- Waskyra™ is developed by Fondazione Telethon for Wiskott-Aldrich syndrome.
- Wiskott-Aldrich syndrome affects 1 in 250,000 live male births.
- AGC Biologics provided support for lentiviral vector production and regulatory compliance.
Approval of Waskyra™
AGC Biologics announced that Waskyra™, an ex vivo gene therapy for Wiskott-Aldrich syndrome, has received marketing authorization from the U.S. FDA and the European Commission. Developed by Fondazione Telethon, Waskyra™ offers a new treatment option for this rare immune disorder.
Wiskott-Aldrich Syndrome
Wiskott-Aldrich syndrome is a rare immune disorder affecting approximately one in 250,000 live male births. Traditional treatments have included symptomatic therapies and hematopoietic stem cell transplants from family donors.
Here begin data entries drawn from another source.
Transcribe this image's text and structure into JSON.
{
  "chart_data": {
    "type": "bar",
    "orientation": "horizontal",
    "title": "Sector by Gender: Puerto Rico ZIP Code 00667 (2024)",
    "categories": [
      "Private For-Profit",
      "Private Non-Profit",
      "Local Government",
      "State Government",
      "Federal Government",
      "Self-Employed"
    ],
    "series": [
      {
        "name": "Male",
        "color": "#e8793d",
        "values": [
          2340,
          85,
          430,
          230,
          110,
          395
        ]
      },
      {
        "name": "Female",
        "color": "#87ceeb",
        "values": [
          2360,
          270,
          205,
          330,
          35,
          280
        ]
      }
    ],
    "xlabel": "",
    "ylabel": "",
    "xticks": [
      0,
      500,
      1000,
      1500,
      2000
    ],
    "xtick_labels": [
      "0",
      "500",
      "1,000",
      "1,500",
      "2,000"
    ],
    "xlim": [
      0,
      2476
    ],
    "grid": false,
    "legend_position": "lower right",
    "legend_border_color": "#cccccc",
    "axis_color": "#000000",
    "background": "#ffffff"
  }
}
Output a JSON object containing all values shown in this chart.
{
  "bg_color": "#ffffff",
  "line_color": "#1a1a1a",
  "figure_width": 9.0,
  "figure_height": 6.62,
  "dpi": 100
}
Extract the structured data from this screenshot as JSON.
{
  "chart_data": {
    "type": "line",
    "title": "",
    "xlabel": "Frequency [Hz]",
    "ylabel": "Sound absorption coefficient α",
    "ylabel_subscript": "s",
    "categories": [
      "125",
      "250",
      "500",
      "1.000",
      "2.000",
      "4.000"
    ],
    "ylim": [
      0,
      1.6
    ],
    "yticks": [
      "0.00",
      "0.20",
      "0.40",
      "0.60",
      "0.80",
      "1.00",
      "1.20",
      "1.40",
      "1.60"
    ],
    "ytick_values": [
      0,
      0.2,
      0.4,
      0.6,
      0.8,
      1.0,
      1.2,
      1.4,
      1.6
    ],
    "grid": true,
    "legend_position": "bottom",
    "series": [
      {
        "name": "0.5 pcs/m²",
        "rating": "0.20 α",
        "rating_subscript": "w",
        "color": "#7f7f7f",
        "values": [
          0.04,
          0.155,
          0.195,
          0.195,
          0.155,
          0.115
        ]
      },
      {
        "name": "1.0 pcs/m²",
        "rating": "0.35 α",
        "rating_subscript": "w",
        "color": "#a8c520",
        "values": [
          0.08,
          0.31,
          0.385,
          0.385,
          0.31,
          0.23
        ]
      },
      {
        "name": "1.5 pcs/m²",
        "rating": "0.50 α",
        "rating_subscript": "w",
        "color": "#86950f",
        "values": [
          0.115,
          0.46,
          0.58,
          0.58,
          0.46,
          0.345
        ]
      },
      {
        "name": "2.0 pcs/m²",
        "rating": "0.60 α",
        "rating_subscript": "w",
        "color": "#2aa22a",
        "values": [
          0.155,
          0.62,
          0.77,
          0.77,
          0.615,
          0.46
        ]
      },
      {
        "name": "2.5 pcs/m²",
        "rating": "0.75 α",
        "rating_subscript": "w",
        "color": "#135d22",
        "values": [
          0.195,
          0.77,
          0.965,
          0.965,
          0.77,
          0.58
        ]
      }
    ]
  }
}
Innovative Treatment Approach
Waskyra™ uses the patient's own cells to correct the genetic defect, reducing donor dependency and rejection risk, while aiming for a curative outcome with minimal burden.
AGC Biologics' Role
AGC Biologics leveraged its expertise in process development and contract manufacturing of gene and cell therapies. The company provided comprehensive support for lentiviral vector production, patient-specific genetically modified cell manufacturing, and regulatory compliance, assisting with regulatory filings at every step.